Eine Universitätsstudie machte sich sogar die Mühe, im Gesamtwerk des erhabenen Karl Marx das Wort Scheiße zu suchen und zu zählen. Ergebnis: 54. So rachsüchtig kann nur das Nachleben sein", so Wirtschaftsjournalist Tanzer.
Eine Tradition, die Tanzer nicht fortsetzen möchte, allerdings festhält: "Er war der letzte Philosoph, der versuchte, ein umfassendes Lehrgebäude zu errichten und die Philosophie in die politische Welt zu holen." Erstaunlich daran sei, dass just Marx, der sich unentwegt auf wissenschaftlichen Realismus beruft, sein System in einer phantastischen Illusion gipfeln lässt: Den "neuen", moralisch perfekten Menschen, der sich selbst von Not und Krieg erlöst.
Der Homo oeconomicus - eine marktwirtschaftliche Kreatur
Marx werde heute deshalb gerne kritisiert, stellt Tanzer fest. "Aber müssen wir uns nicht fragen, ob wir nicht selbst in einem System leben, das sich seinen eigenen "neuen" Menschen erschaffen hat?
Den Homo oeconomicus, eine nutzensfixierte, marktwirtschaftliche Kreatur, die ihre Aktionen wie von Geisterhand um ein Marktgleichgewicht kreisen lässt. Und haben nicht beide Systeme den Menschen aus ihren Modellen herausgerechnet – in dem sie den menschlichen Hang zu Übertreibungen und die Sucht nach Reichtum und Geltung nicht sehen?
Genau diese unbeachteten Impulse sind es aber, die unsere Krisen auslösen.
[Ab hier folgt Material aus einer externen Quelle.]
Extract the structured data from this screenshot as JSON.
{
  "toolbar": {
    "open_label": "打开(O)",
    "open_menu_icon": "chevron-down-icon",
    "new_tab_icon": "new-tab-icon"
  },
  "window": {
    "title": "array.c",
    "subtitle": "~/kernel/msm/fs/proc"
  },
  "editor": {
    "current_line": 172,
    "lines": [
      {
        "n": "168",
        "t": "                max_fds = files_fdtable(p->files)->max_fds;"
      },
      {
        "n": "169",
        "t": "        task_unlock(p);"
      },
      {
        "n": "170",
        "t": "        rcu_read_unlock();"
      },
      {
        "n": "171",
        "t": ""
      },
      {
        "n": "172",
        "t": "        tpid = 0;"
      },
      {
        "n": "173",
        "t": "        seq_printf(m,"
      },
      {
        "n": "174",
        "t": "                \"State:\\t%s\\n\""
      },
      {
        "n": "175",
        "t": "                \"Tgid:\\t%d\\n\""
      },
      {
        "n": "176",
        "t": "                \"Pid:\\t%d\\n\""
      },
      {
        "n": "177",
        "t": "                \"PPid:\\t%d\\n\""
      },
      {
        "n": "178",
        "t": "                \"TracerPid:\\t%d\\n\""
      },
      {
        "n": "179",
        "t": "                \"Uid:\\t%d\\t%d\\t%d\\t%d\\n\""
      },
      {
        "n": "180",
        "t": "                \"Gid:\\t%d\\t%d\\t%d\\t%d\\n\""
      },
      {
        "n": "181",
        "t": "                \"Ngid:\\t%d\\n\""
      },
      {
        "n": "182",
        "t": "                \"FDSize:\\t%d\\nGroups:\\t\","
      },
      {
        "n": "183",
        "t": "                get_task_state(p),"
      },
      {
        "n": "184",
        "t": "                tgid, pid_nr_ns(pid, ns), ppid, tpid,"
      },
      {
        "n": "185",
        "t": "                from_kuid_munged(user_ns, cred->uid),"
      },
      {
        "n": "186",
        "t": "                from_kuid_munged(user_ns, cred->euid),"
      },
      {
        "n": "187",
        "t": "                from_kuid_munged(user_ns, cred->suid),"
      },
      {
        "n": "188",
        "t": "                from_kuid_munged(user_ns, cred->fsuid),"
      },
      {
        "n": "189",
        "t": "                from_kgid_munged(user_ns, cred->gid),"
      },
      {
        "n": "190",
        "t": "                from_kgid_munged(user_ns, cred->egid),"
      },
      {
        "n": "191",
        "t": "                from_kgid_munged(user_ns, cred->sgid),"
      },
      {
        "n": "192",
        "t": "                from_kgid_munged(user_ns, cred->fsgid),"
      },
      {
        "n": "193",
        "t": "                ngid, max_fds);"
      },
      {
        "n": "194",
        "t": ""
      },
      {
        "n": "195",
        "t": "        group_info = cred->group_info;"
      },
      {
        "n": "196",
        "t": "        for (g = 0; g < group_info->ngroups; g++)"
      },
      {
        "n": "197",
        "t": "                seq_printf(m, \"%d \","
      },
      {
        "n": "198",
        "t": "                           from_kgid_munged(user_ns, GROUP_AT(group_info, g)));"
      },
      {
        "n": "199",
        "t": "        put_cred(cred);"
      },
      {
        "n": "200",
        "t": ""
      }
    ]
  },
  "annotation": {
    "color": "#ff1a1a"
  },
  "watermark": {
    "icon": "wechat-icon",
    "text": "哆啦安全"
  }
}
Und so führen die hohen Idealvorstellungen von Kapitalismus und Kommunismus letztlich zu ihrem Gegenteil: zur Un-Menschlichkeit."
Karl Marx ist kein herkömmlicher Ökonom
Marxismus sei nicht nur eine politische und wirtschaftliche Frage. Er sei eine Stilfrage. "Gewöhnlich wird die Ökonomie als ein Feld für bebrillte Langeweiler gesehen. Karl Marx ist in diesem Sinn kein herkömmlicher Ökonom." Denn seine Schriften seien von einer eigentümlichen Sprachgewalt durchdrungen, die durchaus an die biblischen Propheten erinnert.
"Der Satz des Propheten Jesaja: 'Ich werde zeugen gegen die, die den Lohn des Tagelöhners drücken‘, oder der Satz des Amos: ‚Um Silber habt ihr den Rechtschaffenen verkauft, den Armen um ein Paar Sandalen, niedertretend das Haupt der Kleinbauern‘, könnte so auch von Marx nachformuliert im Kapital stehen", findet Oliver Tanzer.
Hoffentlich schon fort
Seine "Gedanken für den Tag" gipfeln schließlich in der Frage: "Wer von uns kann sich uns in einer Welt der absoluten Gleichheit vorstellen? Karl Marx scheint selbst seine Zweifel gehabt zu haben. Von einer Gastgeberin während einer mondänen Soiree gefragt, wie er sich denn selbst sehe in seiner künftigen Kommunistenwelt, sagte er: "Die Zeiten werden kommen. Aber wir sind dann hoffentlich schon fort."